Innovations in healthcare, such as portable medical devices and robotic aids, have recently made their way into the normal day-to-day lives of medical professionals, creating a more efficient healthcare experience and providing better and more varied treatment options. People pursuing a career in nursing can expect to take on several roles that require being equipped with the necessary knowledge to operate complex devices. They can also expect a more seamless integration of electronic records into patient care, including predictive bioinformatics. In the last few years, some advances affecting nursing are telesitting technologies, telehealth technologies, blockchain credentialing, mobile staffing apps, and artificial intelligence. However, technology is changing how we see health inside hospitals or clinics and affecting nonclinical nursing settings, such as nonprofit organizations, healthcare corporations, and consulting. 

  • The role of telemedicine and remote nursing positions

Telehealth is an expanding sector that has nurses at its core. Health professionals are now providing virtual care through video sessions or telephone calls at an increasing rate. This methodology is tremendously helpful as it creates a more effective workflow, enabling patients who don’t need urgent care to stay home and still receive healthcare. People who use this service can send and receive messages, talk to health providers live, and use remote monitoring so that the provider can check on them while they’re at their houses. The time nurses spend providing telehealth is also expected to increase as new communication technologies continue to emerge. 

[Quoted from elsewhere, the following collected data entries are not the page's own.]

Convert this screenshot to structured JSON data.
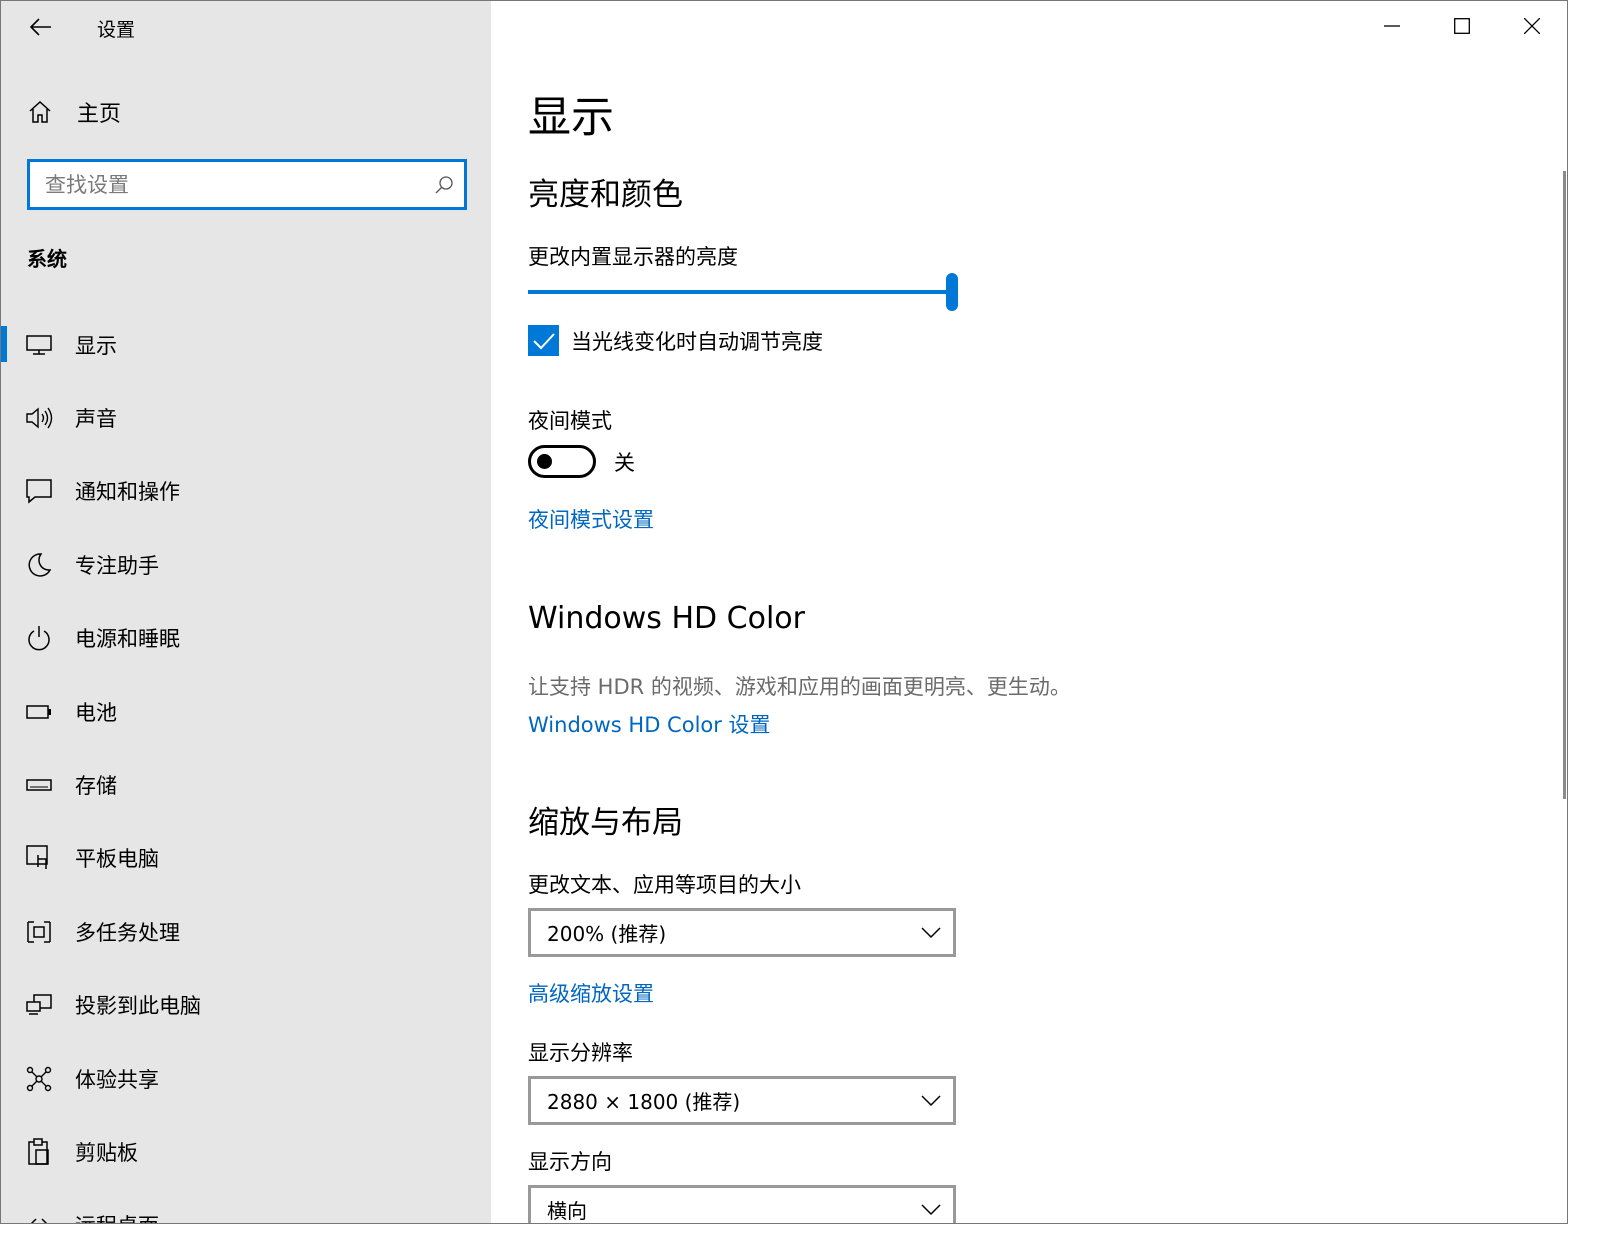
{
  "window": {
    "title": "设置"
  },
  "sidebar": {
    "home_label": "主页",
    "search_placeholder": "查找设置",
    "section_label": "系统",
    "items": [
      {
        "label": "显示",
        "icon": "monitor-icon",
        "active": true
      },
      {
        "label": "声音",
        "icon": "speaker-icon"
      },
      {
        "label": "通知和操作",
        "icon": "message-icon"
      },
      {
        "label": "专注助手",
        "icon": "moon-icon"
      },
      {
        "label": "电源和睡眠",
        "icon": "power-icon"
      },
      {
        "label": "电池",
        "icon": "battery-icon"
      },
      {
        "label": "存储",
        "icon": "storage-icon"
      },
      {
        "label": "平板电脑",
        "icon": "tablet-icon"
      },
      {
        "label": "多任务处理",
        "icon": "multitask-icon"
      },
      {
        "label": "投影到此电脑",
        "icon": "project-icon"
      },
      {
        "label": "体验共享",
        "icon": "share-icon"
      },
      {
        "label": "剪贴板",
        "icon": "clipboard-icon"
      },
      {
        "label": "远程桌面",
        "icon": "remote-icon"
      }
    ]
  },
  "main": {
    "page_title": "显示",
    "brightness": {
      "heading": "亮度和颜色",
      "slider_label": "更改内置显示器的亮度",
      "slider_value": 1.0,
      "auto_label": "当光线变化时自动调节亮度",
      "auto_checked": true
    },
    "night": {
      "label": "夜间模式",
      "state": "关",
      "settings_link": "夜间模式设置"
    },
    "hdr": {
      "heading": "Windows HD Color",
      "description": "让支持 HDR 的视频、游戏和应用的画面更明亮、更生动。",
      "link": "Windows HD Color 设置"
    },
    "scale": {
      "heading": "缩放与布局",
      "size_label": "更改文本、应用等项目的大小",
      "size_value": "200% (推荐)",
      "advanced_link": "高级缩放设置",
      "resolution_label": "显示分辨率",
      "resolution_value": "2880 × 1800 (推荐)",
      "orientation_label": "显示方向",
      "orientation_value": "横向"
    }
  },
  "colors": {
    "accent": "#0078d7",
    "link": "#0067c0",
    "sidebar_bg": "#e6e6e6"
  }
}
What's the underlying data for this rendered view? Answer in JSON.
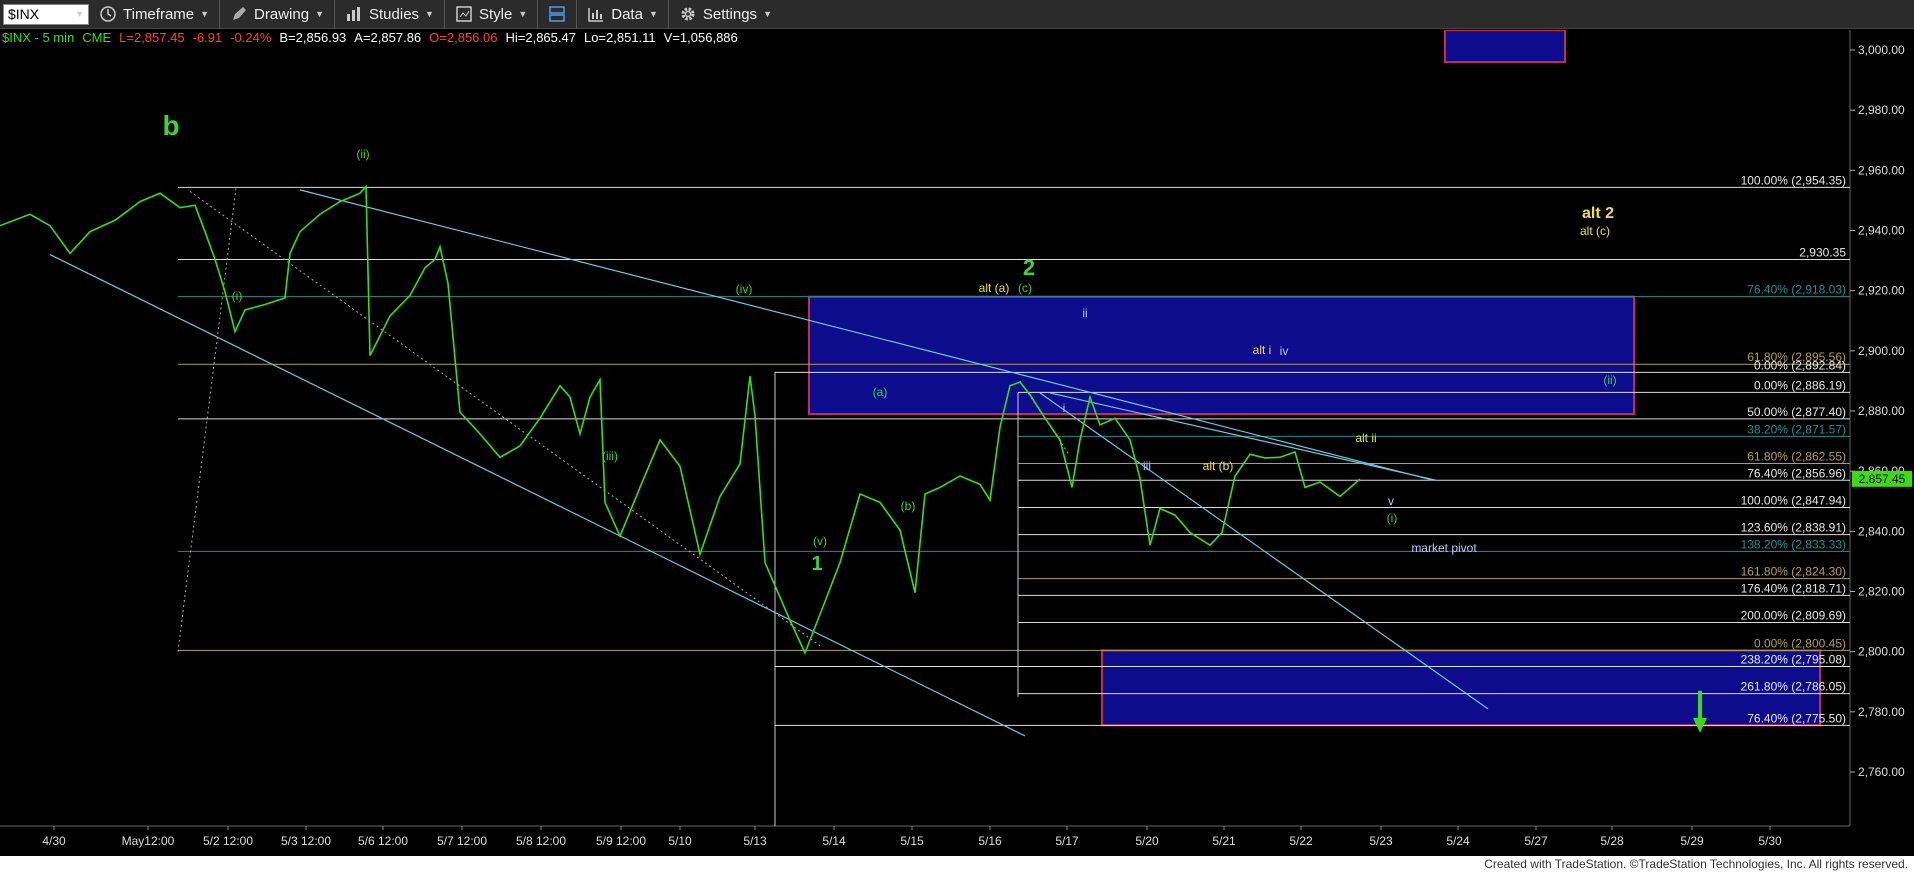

  • Sustainability and diversity in the nursing workforce

Nurse practitioners can be found in many different settings and caring for a very diverse population of patients. As nurses are one of the largest workforces in healthcare, they can be powerful agents of change. There’s some good work being done in hospital management regarding having a greener practice, which includes improving waste facilities, energy systems, and transport options. Reducing resource use in nursing practice is vital, and carbon emissions have already been reduced thanks to sustainability in healthcare environments. Furthermore, as the growing population becomes increasingly diverse, the need for professionals who collaborate from a culturally sensitive perspective becomes increasingly important. There’s a direct connection between a diverse nursing workforce and nurses’ ability to provide culturally competent, quality healthcare that includes a profound understanding of others’ backgrounds.


As we’ve seen throughout the article, nursing is a field that is constantly evolving and adapting to all the changes occurring in the world. This profession is expected to keep growing as the demand for nurses rises. So, if you’re interested in becoming a nurse, keep in mind the previous tips and prepare for an incredibly challenging but rewarding life journey.